Products of photosynthetic 14 CO 2 fixation and related enzyme activities in fruiting structures of chickpea

Fruiting structures of a number of legumes including chickpea are known to carry out photosynthetic CO 2 assimilation, but the pathway of CO 2 fixation and particularly the role of phosphoenolpyruvate carboxylase (EC 4.1.1.31) in these tissues is not clear.
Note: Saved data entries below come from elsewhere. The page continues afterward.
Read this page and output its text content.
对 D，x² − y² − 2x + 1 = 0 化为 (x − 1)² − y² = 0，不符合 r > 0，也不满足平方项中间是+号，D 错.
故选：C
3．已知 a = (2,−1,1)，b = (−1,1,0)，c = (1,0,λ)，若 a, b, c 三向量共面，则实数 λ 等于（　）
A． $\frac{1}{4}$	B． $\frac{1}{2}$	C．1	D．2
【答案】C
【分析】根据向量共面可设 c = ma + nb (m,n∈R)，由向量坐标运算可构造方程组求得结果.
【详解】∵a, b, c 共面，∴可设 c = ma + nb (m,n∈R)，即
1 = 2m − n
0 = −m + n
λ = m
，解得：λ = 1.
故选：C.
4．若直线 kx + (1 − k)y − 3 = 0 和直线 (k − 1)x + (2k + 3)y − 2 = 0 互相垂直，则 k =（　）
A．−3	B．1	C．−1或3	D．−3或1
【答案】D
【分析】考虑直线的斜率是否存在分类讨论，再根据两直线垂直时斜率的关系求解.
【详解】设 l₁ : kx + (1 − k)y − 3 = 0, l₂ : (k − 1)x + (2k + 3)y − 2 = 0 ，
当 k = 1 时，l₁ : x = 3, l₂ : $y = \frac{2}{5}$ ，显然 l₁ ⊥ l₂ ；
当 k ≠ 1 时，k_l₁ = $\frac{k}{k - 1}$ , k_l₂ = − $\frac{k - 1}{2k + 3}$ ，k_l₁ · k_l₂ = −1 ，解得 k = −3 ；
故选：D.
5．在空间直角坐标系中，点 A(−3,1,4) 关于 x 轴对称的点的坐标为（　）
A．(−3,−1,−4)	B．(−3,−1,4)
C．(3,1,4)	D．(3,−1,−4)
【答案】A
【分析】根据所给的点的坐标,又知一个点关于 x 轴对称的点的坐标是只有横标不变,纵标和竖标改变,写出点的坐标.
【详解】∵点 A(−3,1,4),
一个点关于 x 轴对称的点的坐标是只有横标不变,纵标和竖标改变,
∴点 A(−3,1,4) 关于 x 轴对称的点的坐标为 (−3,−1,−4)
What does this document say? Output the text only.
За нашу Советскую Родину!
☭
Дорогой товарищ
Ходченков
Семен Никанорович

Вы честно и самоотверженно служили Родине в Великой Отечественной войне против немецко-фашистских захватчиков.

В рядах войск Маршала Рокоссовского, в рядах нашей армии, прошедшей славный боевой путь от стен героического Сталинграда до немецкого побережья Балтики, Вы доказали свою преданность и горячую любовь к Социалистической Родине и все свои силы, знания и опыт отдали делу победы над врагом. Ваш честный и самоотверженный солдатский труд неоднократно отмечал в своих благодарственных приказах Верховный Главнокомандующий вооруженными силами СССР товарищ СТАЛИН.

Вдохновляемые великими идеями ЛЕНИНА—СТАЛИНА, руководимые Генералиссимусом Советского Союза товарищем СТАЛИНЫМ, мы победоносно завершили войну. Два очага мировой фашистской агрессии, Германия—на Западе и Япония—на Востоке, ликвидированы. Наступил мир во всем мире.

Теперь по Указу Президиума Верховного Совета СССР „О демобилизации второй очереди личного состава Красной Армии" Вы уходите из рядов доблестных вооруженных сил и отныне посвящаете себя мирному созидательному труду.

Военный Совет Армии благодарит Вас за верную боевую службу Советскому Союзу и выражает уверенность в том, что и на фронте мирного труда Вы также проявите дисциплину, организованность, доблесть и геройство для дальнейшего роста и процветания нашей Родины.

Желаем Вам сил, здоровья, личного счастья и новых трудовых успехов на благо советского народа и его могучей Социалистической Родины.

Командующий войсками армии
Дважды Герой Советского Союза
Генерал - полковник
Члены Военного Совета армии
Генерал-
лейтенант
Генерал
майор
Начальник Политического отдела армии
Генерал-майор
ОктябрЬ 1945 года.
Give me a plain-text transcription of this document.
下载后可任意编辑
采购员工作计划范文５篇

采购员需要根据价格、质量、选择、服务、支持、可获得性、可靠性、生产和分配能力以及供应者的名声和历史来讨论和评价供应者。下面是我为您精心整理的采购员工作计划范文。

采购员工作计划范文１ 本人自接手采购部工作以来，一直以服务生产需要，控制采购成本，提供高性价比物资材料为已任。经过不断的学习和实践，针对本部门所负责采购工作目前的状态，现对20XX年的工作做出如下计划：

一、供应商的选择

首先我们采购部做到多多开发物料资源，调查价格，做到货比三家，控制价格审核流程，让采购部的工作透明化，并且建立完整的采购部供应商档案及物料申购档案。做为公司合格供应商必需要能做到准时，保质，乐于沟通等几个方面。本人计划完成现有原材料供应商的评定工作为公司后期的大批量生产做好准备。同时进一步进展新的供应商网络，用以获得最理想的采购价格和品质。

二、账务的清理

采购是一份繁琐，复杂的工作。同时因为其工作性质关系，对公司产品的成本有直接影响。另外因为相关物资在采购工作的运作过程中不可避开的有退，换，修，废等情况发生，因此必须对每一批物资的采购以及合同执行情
Activities of some key enzymes of the Calvin cycle and C 4 metabolism, rates of 14 CO 2 fixation in light and dark, and initial products of photosynthetic 14 CO 2 fixation were determined in podwall and seedcoat (fruiting structures) and their subtending leaf in chickpea ( Cicer arietinum L.). Compared to activities of ribulose‐1,5‐bisphosphate carboxylase (EC 4.1.1.39) and other Calvin cycle enzyme, viz. NADP + ‐glyceraldehyde‐3‐phosphate dehydrogenase (EC 1.2.1.13), NAD + ‐glyceraldehyde‐3‐phosphate dehydrogenase (EC 1.2.1.12) and ribulose‐5‐phosphate kinase (EC 2.7.1.19), the levels of phosphoenolpyruvate carboxylase and other enzymes of C 4 metabolism viz. NADP + ‐malate dehydrogenase (EC 1.1.1.82), NAD + ‐malate dehydrogenase (EC 1.1.1.37), NADP + malic enzyme (EC 1.1.1.40), NAD + ‐malic enzyme (EC 1.1.1.39), glutamate oxaloacetate transaminase (EC 2.6.1.1) and glutamate pyruvate transaminase (EC 2.6.1.2), were generally much higher in podwall and seedcoat than in the leaf. Podwall and seedcoat fixed 14 CO 2 in light and dark at much higher rates than the leaf. Short‐term assimilation of 14 CO 2 by illuminated fruiting structures produced malate as the major labelled product with less labelling in 3‐phosphoglycerate, whereas the leaf showed a major incorporation into 3‐phosphoglycerate. It seems likely that the fruiting structures of chickpea utilize phosphoenolpyruvate carboxylase for recapturing the respired carbon dioxide.